Climate aid must not be wasted warn scientists

By RTCC Staff

Flooding in Pakistan

Reconstruction work following the 2010 Pakistan floods will cost an estimated $10 billion (Source: UN)

Climate aid will dry up just as climate change grows most dangerous if programmes are ineffective and aid is wasted, warned climate science experts in the journal Science.

The scientists said pledges for climate aid are as significant as those for the Marshall Plan to fix Europe’s economy after World War II and warned measures must be put in place to manage the billions of dollars earmarked to help poor countries fight climate change and avoid the problems common among existing aid programmes.

The warning comes ahead of the climate conference in Durban, starting on November 28, where a framework for the allocation of the $100 billion per year Green Climate Fund – pledged at Cancun – is set to be discussed.

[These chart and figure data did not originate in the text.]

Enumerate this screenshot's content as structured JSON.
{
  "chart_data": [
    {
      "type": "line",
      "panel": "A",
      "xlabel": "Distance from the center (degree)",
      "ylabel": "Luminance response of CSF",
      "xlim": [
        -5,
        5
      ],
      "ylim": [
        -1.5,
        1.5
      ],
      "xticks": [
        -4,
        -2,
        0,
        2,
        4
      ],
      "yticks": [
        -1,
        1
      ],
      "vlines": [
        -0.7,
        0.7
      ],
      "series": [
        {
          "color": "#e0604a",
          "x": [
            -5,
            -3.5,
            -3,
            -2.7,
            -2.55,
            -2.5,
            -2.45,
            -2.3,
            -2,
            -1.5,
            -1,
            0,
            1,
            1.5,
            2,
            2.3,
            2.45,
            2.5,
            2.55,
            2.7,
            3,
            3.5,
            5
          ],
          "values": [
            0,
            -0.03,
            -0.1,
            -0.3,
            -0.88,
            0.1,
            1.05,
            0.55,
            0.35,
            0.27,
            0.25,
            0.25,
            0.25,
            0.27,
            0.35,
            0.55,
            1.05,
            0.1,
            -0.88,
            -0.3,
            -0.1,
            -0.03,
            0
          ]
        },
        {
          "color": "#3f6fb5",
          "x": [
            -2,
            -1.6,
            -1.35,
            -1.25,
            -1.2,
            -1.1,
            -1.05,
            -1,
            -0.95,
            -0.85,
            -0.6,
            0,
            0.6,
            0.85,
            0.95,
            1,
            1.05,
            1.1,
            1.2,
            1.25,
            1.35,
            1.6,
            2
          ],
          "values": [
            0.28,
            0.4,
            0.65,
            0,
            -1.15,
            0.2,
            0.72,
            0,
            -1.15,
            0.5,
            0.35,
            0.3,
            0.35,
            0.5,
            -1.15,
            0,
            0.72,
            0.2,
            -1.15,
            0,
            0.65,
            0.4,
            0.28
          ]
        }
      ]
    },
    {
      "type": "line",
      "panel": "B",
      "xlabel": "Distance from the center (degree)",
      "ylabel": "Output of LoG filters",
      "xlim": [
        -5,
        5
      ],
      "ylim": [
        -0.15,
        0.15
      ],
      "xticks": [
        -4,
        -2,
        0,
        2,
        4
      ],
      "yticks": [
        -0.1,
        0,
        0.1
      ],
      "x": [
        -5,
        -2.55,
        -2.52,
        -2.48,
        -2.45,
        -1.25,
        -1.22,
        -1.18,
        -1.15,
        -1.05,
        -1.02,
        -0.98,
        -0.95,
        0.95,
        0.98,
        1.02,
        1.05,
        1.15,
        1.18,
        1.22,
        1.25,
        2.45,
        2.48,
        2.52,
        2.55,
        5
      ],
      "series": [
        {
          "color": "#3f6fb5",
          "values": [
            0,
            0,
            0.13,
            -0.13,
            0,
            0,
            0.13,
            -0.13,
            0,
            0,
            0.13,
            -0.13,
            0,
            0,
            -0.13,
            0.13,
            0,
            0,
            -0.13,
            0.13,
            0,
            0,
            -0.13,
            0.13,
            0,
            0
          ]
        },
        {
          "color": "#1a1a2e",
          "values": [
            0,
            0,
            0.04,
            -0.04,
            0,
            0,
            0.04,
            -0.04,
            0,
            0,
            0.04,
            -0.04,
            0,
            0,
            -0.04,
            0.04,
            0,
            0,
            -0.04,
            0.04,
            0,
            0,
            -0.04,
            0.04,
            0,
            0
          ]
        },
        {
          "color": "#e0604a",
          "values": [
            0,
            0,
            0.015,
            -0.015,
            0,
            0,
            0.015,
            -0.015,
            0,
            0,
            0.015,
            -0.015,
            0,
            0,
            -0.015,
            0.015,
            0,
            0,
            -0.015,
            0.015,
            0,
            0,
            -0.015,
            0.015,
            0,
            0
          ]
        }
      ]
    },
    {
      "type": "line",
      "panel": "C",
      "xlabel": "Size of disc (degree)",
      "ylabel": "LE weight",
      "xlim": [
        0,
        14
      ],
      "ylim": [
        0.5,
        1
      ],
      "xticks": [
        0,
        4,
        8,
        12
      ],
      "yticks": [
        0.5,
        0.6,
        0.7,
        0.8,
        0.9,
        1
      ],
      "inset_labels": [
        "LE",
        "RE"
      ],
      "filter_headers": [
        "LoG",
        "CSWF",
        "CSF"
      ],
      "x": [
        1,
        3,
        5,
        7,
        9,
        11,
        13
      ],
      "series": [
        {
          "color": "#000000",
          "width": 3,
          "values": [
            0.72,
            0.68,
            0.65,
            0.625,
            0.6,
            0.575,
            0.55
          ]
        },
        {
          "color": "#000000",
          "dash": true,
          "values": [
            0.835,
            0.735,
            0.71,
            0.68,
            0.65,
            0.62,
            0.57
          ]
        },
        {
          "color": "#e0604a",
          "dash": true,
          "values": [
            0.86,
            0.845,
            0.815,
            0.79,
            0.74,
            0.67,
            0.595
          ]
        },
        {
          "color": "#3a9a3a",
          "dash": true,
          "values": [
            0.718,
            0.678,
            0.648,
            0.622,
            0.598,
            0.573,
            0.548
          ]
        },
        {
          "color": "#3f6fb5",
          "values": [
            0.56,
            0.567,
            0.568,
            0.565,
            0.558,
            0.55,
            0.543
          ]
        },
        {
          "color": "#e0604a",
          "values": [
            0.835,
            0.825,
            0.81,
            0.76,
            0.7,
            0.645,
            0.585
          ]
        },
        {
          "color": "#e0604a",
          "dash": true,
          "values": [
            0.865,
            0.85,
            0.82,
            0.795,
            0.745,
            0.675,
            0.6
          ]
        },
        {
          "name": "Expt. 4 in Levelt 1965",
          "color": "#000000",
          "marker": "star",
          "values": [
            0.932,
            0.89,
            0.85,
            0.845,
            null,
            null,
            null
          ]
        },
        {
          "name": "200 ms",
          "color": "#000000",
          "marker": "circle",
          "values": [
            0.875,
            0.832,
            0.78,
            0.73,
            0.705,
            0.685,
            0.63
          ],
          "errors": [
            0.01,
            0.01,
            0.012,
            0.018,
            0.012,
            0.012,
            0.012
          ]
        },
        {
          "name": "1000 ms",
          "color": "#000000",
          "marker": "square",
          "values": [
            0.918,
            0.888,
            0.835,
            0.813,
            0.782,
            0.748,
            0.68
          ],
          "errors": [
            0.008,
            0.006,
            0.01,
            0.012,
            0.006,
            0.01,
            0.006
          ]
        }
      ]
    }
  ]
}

Author Simon Donner said in the paper that “if it’s not managed well we could waste a lot of money and a lot of people would not get the aid they need.”

Donner and his co-authors, all from the University of British Columbia, said that very few checks currently exist on climate change funds – an issue they say must be addressed in Durban.

Global financial problems are already threatening the current pledges for climate change aid. In a report this week, consultants Ernst & Young warned that a $23.5 billion gap could open up between what money has been pledged and what countries could afford.

Donner and co-authors found three main recommendations, specifically ongoing and independent assessment to ensure climate change aid is new and not merely being shifted from other existing programmes, together with the appointment of independent auditors from outside agencies to oversee spending and monitor waste.

They also said scientific methods should be used to choose projects, such as evidence-based tests used in the public health field.

The report said the main concern is that ineffective use of aid will put donors off from offering money just as the climate change situation is worsening in many countries.

They warned that the aid system has historically “been fraught with problems” citing past disasters that were overwhelmed with donations which was spent ton publicity stunts rather than real aid and that adding another $100 billion to this could worsen many of the existing problems if not dealt with.